L3Harris is to supply a series of next-generation electronic warfare (EW) payloads to equip the MK 234 Nulka active offboard decoy system used by the US and Australian navies.

Nulka is an expendable soft-kill countermeasure designed to seduce radar-guided anti-ship missiles in their terminal homing phase. Under a Naval Sea Systems Command (NAVSEA) contract, potentially worth over USD120 million, the company will supply Advanced Decoy Architecture Program (ADAP) payloads to meet both US Navy (USN) and Royal Australian Navy (RAN) needs.

The original Nulka electronic decoy cartridge combines a hovering rocket payload carrier vehicle (produced by BAE Systems Australia) atop, which is a mounted broadband radio-frequency (RF) repeater payload (produced by Lockheed Martin) that radiates a large ship-like radar cross-section designed to seduce RF homing anti-ship missiles away from their intended targets.
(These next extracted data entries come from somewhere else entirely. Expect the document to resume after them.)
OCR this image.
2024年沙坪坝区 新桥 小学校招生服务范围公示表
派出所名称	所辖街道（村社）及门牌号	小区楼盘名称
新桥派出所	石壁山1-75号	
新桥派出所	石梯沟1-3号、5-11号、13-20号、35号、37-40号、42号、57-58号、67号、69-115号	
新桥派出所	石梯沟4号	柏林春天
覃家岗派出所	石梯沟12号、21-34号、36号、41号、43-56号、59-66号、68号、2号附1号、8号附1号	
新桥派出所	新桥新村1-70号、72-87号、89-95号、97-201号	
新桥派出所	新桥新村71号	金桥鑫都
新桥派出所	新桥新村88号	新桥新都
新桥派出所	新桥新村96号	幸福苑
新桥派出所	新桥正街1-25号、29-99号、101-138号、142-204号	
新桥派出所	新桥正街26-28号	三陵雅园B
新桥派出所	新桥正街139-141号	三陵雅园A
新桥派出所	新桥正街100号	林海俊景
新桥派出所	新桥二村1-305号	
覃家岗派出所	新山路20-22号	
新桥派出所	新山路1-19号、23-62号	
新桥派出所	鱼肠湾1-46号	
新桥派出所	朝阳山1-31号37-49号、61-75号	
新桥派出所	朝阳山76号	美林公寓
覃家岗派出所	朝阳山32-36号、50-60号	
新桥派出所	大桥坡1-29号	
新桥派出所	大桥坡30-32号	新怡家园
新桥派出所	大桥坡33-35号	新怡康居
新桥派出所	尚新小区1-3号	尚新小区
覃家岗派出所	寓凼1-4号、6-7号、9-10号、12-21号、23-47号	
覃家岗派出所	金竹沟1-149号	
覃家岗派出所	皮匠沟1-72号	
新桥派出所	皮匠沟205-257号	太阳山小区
In USN service, the Nulka round is fired from the MK 53 decoy launching system.

ADAP is a payload upgrade effort instigated by the USN as a rapid deployment capability (RDC) to field an improved Nulka decoy to address more advanced anti-ship missile threats. More specifically, ADAP incorporates an advanced transmitter and improved signal processing to target specific threats that the current payload on Nulka decoy does not.

In September 2015 L3Harris was awarded a three-year contract to develop ADAP payloads, leveraging from earlier research and engineering development performed by the US Naval Research Laboratory (NRL) under the Office of Naval Research's (ONR's) so-called E-Nulka programme.